= Salvatore Stabile =

American writer and director

Salvatore "Sal" Stabile is an American television and feature film writer, director and producer. Born in Brooklyn, New York in 1974, he directed his first feature film, Gravesend (1997), when he was 19 years old. Stabile has gone on to write for numerous television shows, including The Sopranos (2001) and Rescue Me (2004).

==Early life==
Salvatore Stabile was born and raised in a section of Brooklyn known as Gravesend, close to Coney Island. He graduated from Xaverian High School in Bay Ridge, then attended New York University Tisch School of the Arts.
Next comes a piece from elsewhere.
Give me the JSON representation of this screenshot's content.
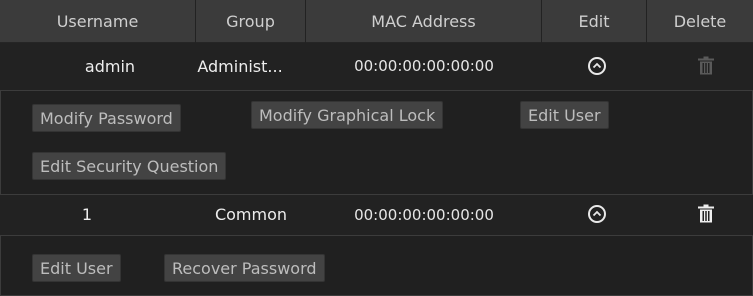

Stabile began writing while he was in high school. He wrote an unpublished memoir about his life growing up in Brooklyn, then later adapted a portion of the book into his first feature film, called Gravesend. Stabile wrote, directed and produced Gravesend when he was 19 years old. The film premiered at the Hamptons Film Festival, then went on to compete in the Seattle Film Festival and the Torino Film Festival, where it was nominated for Best Film in the International Feature Film Competition. The gritty independent film, made for under $10,000, quickly caught the eye of Hollywood. After screening Gravesend, Oliver Stone attached himself an executive producer to help Stabile secure distribution for the independent film. Shortly after, Palm Pictures purchased Gravesend and released the movie in the Fall of 1997. During that time, Steven Spielberg awarded Stabile with a two picture feature deal at DreamWorks.

==Career==
In 2001, Stabile wrote for The Sopranos (HBO). He wrote episode 6 of season 3, called "University". In 2002, Stabile was a story editor and wrote for Fastlane, a series for Fox, produced by McG, starring Bill Bellamy and Peter Facinelli. In 2004, he went to write and co-produce Rescue Me (FX), starring Denis Leary. In 2005, Stabile wrote for the FX television show called Over There. In 2007, he was a writer and executive producer of Fox series Drive. In the same year, Stabile wrote, directed and produced his second film called Where God Left His Shoes starring John Leguizamo, Leonor Varela, Jerry Ferrara and David Castro. Paul Allen and his Vulcan Films production company financed the movie. Where God Left His Shoes was later purchased and released by IFC Films. Where God Left His Shoes was nominated for several Imagen Awards, and it went on to win the Humanitas Prize in the Sundance Feature Film category in 2007.

In 2010, Stabile was a writer and supervising producer on the television show called My Generation for ABC. In 2011, he was also a writer and supervising producer on Revenge for ABC. In 2014, Stabile worked as a writer and co-executive producer for the Starz series called Power. In 2015, he wrote one episode and served as consulting producer for the MTV series Finding Carter. In 2018 and 2019, he served as writer and executive producer for the shows Waco (Paramount Network) and Reprisal (Hulu) respectively. In 2025, he wrote one episode and served as consulting producer for the MGM+ series Godfather of Harlem.